Unmanned Food Distribution

There have already been unmanned locomotor systems for quite a long time. RFID (Radio Frequency Identity) is one of the technologies, which carry pieces of luggage from the check-in to the machines, for example, at airports. Unmanned vehicles (driverless cars) from Google, Apple, or car manufactures operate entirely different. They have radar-navigation systems and GPS receivers in the cars. They are equipped with windshield cameras and systems, which measure the distances to other vehicles and their speed. Perhaps approaches will evolve from these technologies such as distribution processes being able to be organized by RFID or GPS in large hospitals in the future.

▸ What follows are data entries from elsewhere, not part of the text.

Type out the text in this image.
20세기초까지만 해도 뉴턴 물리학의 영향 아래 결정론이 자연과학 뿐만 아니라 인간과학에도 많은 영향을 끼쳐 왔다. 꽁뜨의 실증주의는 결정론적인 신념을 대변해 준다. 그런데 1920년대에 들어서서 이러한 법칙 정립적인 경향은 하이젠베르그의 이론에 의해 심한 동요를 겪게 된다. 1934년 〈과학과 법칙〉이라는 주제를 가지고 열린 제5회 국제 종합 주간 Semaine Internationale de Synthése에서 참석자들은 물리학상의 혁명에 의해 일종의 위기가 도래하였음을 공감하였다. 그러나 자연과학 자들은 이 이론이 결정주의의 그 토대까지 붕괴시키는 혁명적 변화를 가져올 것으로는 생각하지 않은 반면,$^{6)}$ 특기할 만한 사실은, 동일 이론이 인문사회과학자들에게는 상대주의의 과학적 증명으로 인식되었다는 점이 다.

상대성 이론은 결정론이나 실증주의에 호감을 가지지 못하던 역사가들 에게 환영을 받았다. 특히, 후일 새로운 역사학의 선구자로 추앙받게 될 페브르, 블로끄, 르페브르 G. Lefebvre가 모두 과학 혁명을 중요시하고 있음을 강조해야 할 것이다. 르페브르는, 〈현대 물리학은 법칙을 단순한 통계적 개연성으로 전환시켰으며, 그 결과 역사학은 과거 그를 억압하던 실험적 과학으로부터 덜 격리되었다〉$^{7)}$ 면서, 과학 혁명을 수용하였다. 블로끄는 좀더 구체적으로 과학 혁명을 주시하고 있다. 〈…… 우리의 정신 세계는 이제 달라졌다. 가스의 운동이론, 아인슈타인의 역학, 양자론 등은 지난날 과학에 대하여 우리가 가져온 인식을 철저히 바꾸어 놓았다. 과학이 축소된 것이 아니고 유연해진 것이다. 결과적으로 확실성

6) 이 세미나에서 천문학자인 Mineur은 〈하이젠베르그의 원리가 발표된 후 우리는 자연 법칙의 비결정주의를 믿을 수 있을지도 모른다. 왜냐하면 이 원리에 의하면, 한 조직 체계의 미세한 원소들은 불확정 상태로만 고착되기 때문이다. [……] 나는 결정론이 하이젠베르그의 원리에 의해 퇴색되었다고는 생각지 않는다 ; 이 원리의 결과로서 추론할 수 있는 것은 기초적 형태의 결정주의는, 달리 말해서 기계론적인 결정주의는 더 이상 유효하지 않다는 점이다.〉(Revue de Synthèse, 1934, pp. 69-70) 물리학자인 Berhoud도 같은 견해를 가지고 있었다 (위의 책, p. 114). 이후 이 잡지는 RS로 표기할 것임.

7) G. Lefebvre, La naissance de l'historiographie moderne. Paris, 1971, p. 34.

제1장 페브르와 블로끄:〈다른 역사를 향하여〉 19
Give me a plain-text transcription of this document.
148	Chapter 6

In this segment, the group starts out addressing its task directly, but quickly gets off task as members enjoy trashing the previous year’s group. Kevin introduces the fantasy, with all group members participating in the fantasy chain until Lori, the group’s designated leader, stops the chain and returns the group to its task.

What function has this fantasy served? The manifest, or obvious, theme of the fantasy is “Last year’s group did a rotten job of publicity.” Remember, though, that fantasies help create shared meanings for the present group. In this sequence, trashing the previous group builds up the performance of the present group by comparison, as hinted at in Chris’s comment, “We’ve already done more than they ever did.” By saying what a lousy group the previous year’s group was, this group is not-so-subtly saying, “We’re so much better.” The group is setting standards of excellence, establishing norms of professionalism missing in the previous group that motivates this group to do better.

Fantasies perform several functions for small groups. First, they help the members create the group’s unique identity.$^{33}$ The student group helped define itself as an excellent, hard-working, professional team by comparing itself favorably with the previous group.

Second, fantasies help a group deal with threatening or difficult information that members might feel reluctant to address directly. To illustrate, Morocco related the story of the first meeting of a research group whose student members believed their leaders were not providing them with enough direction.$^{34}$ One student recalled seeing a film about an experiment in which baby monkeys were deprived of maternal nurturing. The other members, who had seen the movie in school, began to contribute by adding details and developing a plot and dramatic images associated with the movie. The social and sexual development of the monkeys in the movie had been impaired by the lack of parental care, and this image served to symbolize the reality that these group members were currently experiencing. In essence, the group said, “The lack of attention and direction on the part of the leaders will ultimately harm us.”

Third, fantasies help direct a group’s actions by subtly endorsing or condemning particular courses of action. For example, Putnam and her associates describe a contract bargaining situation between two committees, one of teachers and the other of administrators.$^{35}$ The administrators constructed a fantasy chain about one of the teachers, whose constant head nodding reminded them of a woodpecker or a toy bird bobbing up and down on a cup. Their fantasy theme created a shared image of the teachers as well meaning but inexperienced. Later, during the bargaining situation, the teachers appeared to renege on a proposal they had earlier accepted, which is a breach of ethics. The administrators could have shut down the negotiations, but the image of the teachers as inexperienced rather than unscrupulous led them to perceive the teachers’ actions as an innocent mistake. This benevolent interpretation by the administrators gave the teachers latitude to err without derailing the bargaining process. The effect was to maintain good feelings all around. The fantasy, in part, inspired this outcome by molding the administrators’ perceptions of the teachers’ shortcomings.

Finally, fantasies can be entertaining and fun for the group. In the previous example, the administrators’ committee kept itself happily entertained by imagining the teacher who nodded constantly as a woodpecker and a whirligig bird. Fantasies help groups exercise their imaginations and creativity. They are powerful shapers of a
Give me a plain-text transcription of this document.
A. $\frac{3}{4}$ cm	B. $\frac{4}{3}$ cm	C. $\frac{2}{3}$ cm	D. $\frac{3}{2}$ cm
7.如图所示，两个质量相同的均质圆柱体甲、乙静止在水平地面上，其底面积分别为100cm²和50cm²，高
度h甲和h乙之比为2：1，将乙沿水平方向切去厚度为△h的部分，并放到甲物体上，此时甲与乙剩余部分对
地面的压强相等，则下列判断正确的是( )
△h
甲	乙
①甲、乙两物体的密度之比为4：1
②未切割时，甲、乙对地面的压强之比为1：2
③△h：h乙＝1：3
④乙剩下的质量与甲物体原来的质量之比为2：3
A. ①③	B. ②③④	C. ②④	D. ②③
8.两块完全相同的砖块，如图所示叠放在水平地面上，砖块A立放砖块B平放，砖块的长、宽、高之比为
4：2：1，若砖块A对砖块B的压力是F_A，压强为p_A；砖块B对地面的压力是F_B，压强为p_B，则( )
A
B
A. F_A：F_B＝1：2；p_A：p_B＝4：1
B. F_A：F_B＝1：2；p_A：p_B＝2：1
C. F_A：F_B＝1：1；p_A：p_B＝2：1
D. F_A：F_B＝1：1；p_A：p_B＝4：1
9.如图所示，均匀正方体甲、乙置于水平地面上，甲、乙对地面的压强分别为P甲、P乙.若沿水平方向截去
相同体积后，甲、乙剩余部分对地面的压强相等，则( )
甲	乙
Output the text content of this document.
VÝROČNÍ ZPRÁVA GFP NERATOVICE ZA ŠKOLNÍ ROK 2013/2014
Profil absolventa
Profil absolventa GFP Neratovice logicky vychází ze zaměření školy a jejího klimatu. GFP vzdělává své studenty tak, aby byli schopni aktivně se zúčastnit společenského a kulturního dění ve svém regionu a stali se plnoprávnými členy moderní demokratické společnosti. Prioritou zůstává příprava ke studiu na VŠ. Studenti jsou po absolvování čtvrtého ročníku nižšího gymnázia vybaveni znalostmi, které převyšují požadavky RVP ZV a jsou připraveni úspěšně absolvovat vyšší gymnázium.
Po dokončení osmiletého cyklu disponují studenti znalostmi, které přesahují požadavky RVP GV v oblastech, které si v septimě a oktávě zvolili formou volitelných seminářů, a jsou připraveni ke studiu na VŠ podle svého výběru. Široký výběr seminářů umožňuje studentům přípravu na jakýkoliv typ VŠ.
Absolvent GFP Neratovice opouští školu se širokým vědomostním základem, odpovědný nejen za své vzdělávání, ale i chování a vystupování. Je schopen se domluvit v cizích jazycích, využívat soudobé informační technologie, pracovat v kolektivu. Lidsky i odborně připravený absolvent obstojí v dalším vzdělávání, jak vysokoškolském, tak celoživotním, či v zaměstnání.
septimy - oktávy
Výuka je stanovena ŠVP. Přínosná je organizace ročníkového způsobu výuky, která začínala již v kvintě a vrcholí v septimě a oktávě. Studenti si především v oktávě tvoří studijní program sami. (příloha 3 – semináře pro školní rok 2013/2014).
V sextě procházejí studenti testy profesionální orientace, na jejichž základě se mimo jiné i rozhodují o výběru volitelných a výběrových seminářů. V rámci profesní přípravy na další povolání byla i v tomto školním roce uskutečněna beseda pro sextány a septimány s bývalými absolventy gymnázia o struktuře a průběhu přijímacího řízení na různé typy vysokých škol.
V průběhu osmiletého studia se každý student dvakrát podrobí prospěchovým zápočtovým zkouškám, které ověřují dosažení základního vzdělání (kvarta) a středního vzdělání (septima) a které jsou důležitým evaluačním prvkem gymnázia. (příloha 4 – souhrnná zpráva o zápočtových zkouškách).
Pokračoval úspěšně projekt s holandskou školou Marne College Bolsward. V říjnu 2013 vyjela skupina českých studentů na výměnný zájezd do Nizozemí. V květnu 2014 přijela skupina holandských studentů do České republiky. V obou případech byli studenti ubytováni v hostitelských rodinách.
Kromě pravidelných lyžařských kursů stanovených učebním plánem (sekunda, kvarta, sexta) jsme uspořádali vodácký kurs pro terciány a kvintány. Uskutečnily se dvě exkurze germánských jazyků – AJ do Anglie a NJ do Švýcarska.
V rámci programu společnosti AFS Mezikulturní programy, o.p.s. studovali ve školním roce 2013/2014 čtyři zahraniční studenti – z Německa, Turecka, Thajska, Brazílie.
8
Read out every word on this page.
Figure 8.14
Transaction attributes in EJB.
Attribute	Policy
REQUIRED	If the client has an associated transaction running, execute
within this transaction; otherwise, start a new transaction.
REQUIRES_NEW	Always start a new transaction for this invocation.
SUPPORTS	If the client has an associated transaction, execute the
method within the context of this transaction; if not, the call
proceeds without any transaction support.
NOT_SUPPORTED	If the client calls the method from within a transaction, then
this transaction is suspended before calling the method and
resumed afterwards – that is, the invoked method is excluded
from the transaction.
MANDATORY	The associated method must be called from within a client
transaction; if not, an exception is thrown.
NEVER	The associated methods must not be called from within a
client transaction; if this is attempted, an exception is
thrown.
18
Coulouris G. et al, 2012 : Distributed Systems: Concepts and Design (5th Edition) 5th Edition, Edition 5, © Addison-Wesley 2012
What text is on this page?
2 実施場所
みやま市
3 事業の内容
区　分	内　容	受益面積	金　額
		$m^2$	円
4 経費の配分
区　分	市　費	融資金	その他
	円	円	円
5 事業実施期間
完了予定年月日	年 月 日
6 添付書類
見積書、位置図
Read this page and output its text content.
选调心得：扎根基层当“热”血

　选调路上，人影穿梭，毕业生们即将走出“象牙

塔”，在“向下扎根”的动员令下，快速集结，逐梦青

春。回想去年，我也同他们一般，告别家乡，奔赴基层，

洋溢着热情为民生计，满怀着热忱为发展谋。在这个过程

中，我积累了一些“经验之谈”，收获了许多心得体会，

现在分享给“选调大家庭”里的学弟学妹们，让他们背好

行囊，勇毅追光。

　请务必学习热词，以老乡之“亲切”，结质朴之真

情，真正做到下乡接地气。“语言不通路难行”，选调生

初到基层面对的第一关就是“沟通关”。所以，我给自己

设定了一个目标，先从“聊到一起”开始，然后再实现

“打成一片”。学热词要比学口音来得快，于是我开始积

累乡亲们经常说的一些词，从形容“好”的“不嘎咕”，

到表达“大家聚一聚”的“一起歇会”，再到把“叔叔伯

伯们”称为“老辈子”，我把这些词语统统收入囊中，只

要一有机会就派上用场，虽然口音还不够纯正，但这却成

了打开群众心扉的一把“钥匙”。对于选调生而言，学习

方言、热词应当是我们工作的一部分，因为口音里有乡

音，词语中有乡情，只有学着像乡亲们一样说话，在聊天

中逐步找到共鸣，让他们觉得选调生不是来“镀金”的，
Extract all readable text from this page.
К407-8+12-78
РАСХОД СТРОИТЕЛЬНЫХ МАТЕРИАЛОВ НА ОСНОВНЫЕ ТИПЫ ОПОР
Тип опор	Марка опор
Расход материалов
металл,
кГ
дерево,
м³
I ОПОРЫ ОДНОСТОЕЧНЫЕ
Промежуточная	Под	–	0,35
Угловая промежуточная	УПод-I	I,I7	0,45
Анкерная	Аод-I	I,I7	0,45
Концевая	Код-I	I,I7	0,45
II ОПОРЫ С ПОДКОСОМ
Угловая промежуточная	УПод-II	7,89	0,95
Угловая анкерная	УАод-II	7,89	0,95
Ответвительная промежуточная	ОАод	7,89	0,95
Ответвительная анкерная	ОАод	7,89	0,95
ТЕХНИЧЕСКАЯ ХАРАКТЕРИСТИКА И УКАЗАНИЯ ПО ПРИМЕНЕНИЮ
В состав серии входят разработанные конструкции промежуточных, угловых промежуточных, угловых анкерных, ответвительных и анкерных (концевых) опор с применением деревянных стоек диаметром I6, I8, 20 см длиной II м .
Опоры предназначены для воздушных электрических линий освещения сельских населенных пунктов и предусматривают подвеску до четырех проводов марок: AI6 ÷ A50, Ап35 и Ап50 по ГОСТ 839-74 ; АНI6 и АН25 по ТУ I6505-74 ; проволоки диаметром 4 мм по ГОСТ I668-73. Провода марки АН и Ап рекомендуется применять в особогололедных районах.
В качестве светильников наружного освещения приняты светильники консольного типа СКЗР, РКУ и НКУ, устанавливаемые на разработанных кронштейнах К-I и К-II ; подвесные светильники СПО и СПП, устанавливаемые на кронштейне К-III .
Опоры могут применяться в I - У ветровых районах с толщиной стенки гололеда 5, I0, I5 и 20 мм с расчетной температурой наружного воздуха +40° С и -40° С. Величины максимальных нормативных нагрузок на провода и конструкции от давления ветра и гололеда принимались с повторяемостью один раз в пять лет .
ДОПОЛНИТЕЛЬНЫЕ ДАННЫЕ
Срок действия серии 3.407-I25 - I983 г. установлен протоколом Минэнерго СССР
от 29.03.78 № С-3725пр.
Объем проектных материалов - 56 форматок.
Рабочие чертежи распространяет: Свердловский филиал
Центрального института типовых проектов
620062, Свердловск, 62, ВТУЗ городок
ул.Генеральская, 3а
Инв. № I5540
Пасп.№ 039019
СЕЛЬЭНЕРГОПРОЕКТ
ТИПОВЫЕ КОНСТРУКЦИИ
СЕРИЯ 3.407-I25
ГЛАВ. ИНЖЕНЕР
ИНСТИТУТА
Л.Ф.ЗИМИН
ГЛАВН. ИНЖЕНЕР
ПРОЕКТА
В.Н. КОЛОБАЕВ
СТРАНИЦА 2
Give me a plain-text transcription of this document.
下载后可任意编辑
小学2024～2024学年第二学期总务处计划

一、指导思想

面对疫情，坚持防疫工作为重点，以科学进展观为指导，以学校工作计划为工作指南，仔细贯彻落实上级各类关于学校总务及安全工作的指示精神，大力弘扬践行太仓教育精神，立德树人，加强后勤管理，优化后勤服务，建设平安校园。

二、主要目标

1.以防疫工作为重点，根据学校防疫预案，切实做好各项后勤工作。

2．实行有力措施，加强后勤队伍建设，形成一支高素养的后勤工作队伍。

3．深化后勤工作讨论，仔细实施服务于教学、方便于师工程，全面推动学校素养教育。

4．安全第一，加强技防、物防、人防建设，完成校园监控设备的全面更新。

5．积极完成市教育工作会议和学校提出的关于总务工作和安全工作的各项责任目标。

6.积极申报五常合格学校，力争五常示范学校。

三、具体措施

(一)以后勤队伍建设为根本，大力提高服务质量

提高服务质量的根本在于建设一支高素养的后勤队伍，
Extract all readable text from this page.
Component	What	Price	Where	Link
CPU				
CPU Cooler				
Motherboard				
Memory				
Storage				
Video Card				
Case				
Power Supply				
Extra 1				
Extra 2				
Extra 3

High-Performance Materials also in the Dining-Out Market

Carbon is an innovative high-performance material – considerably lighter than steel or aluminum, but just as sturdy. Specialists see it as very promising, even if it is still rarely used today. BMW builds this high-tech material into its flagship model of the 7 Series and in the small, particularly lightweight vehi-cles with electric drive. Innovative manufacturers of food distribution trolleys use a combination made from aluminum and carbon for a part of their trolleys. Therefore, they provide examples how large-scale catering establishments profit from high-tech materials too.

In the past, innovation of thermal, refrigeration, and dishwashing type equipment resp. systems have left an imprint on the technical development in large-scale kitchens. On the other hand, leaps forward in development in the future will perhaps come stronger from digitalization and interconnection as well as automation. One thing is for certain: it remains extremely exciting!